Urban and Indigenous histories have usually been treated as though they are mutually exclusive. Coll Thrush’s work, however, has argued that the two kinds of history are in fact mutually constitutive. In this presentation, Dr. Thrush will present material from his current book project, a history of London framed through the experiences of Indigenous people who travelled there, willingly or otherwise, from territories that became the US, Canada, New Zealand, and Australia. Stories of Inuit captives in the 1570s, Cherokee delegations in the 1760s, Hawaiian royals in the 1820s, and more – as well as the memory of these travellers in present-day communities – show the ways in which London is one ground of Indigenous history and settler colonialism.


Coll Thrush is a graduate of Fairhaven College at Western Washington University and the University of Washington, Coll Thrush formerly served as historian for the Muckleshoot Indian Tribe in his hometown of Auburn, Washington. He is associate professor of history at the University of British Columbia in Vancouver, where he teaches Indigenous, environmental, cultural, and world history and is part of a faculty working group on Indigenous classroom issues and decolonizing pedagogies.

Coll is the author of Native Seattle: Histories from the Crossing-Over Place, which won the 2007 Washington State Book Award for History/Biography, and co-editor with Colleen Boyd of Phantom Past, Indigenous Presence: Native Ghosts in North American History & Culture. His article “City of the Changers: Indigenous People and the Transformation of Seattle’s Watersheds” was named Best Article of 2006 by the Urban History Association, and his article “Vancouver the Cannibal: Cuisine, Encounter, and the Dilemma of Difference on the Northwest Coast, 1774-1808” won the Robert F. Heizer prize for best article of 2011 from the American Society for Ethnohistory.
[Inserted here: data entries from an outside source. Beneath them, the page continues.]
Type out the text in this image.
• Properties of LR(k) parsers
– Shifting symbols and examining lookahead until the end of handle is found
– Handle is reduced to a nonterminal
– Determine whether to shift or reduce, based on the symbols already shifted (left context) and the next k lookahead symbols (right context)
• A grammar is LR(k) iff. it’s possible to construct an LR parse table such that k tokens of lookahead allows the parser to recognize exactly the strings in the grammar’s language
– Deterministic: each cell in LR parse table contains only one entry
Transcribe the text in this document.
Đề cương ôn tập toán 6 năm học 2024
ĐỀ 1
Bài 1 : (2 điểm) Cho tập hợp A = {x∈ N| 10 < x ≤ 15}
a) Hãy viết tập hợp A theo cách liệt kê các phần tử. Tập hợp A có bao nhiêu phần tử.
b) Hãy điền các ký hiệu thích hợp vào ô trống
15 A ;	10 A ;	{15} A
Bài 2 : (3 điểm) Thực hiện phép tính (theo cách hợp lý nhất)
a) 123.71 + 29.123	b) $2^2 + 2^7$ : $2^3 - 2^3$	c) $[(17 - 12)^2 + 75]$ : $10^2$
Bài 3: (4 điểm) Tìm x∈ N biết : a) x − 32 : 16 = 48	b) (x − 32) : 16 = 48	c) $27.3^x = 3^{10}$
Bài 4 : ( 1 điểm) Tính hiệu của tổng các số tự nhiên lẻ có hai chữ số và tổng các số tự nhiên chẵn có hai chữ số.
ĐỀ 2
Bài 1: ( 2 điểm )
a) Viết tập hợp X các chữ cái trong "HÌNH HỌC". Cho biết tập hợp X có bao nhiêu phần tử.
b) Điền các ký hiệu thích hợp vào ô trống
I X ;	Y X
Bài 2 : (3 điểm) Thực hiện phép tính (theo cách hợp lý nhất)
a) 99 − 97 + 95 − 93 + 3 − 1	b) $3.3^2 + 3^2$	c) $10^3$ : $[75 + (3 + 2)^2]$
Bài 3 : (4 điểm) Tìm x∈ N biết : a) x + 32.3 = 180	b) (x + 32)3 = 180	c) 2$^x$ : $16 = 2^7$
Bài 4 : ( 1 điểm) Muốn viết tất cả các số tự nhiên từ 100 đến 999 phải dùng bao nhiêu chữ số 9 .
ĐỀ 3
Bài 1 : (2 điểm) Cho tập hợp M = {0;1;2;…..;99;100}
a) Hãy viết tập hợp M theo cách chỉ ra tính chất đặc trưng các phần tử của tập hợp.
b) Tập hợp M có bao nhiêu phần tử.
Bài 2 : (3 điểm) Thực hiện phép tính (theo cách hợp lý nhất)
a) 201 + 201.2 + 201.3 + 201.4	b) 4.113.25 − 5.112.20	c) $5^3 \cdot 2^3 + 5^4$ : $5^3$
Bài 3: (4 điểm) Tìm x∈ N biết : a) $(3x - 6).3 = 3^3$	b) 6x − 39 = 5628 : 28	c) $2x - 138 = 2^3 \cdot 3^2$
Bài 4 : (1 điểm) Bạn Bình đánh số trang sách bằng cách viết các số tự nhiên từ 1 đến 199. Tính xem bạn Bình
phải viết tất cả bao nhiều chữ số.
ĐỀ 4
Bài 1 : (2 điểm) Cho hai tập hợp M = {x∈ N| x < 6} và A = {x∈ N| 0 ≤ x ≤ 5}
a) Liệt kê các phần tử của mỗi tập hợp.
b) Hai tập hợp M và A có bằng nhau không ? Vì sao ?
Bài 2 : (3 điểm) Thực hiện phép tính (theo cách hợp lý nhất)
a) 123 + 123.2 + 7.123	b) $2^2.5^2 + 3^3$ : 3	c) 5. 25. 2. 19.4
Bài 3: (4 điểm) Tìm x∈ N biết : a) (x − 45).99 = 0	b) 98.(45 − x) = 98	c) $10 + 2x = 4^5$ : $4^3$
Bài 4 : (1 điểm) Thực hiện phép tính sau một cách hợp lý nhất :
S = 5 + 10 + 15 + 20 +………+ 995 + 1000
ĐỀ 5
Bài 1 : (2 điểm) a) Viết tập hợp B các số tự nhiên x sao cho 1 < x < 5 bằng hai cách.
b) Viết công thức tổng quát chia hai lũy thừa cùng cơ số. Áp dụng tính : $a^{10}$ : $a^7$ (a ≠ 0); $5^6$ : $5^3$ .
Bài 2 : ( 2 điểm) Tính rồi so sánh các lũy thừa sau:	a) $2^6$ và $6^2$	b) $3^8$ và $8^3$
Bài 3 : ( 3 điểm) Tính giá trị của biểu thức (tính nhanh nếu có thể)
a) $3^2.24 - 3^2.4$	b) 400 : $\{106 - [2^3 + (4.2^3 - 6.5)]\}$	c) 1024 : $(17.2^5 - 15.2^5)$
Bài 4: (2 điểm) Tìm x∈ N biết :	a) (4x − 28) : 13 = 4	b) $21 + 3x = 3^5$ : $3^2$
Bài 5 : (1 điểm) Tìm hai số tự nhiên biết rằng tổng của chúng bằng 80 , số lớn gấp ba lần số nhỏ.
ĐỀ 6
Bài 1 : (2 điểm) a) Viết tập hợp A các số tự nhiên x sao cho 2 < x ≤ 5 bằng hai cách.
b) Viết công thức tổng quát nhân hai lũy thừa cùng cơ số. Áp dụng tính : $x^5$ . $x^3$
Professor Thrush is currently working on Indigenous London, which examines that city’s history through the experiences of Indigenous travelers – willing or otherwise – from territories that became the US, Canada, Australia, and New Zealand. Beginning in the fall of 2013, he will be a visiting fellow at the Institute for Historical Research of the University of London and the Eccles Centre Fellow in North American Studies at the British Library.